Second, they can lower the quality. This gives rise to the well-known term “shrinkflation.” Instead of giving you 4 slices of meat on the sandwich, they could give you 2. They could put more water in their tomato sauce or stop serving lemons with your drink. See the Hot dog from Costco to give a typical example. Some methods of reducing quality may be less obvious, such as closing earlier or being more economical (stingy) in using napkins given to customers.

I can remember several cases of the second option in restaurants I used to love. Although the prices were exactly the same as many years before, the quality of their products had deteriorated dramatically. I am disappointed that I no longer visit these restaurants. The reason for this was at least partly the inability or refusal to raise prices to cover the higher costs and the second option was chosen instead.

Although I had to shell out a few dollars more to get it, my last visit for fried chicken and fries was just as good as ever. I was grateful they went with option 1 and I hope this helps keep the restaurant around for many years to come.

Those who say that higher nominal prices for the same quality are all well and good for someone like me, but not for those most in need, should remember that lower quality for the same nominal price is a more expensive mealDon Boudreaux expressed this well in a post in Café Hayek in August 2021, where he predicted the looming inflation before “temporary” vs. “persistent” The debate began.

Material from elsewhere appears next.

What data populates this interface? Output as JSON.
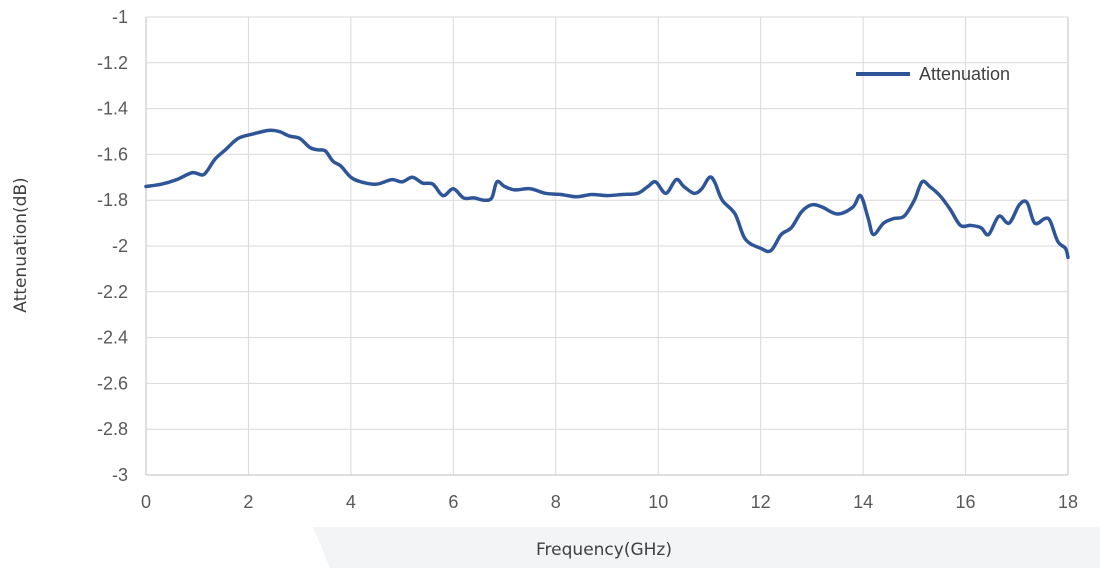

Second, businesses that keep their prices the same over the long term can run into financial difficulties and reduce quality to the point where the customer base shrinks and the business eventually has to close. Inflation makes it harder to run local businesses. It can be especially hard for owners without formal business training.

Finally, Companies do not cause a general rise in the price level – inflation – is caused by government action, particularly the printing of new money to finance government spending. Politicians are quick to blame others for rising inflation, because admitting that inflation is due to actions they consciously supported and implemented would be tantamount to political suicide and should be avoided by a politician concerned with self-preservation. Firms that do not – or cannot – raise their prices in response are protecting themselves to some extent from the political consequences.

Today’s political and digital social environment can discourage companies from raising their prices in response to higher input costs or higher demand. McDonald’s and other chains have recently came under fire for prices that have become higher than customers expect from fast-food restaurants. They and others are trying to offer new menu options that provide value and keep prices low. Innovative ways of doing this are commendable and laudable in inflationary and otherwise difficult economic environments. But beware of the Money Illusion; lower quality at the same price leads to a more expensive product. Inflation is to blame, not the entrepreneurs.


Giorgio Castiglia is program manager for the competition project at the Mercatus Center and a doctoral student in economics at George Mason University.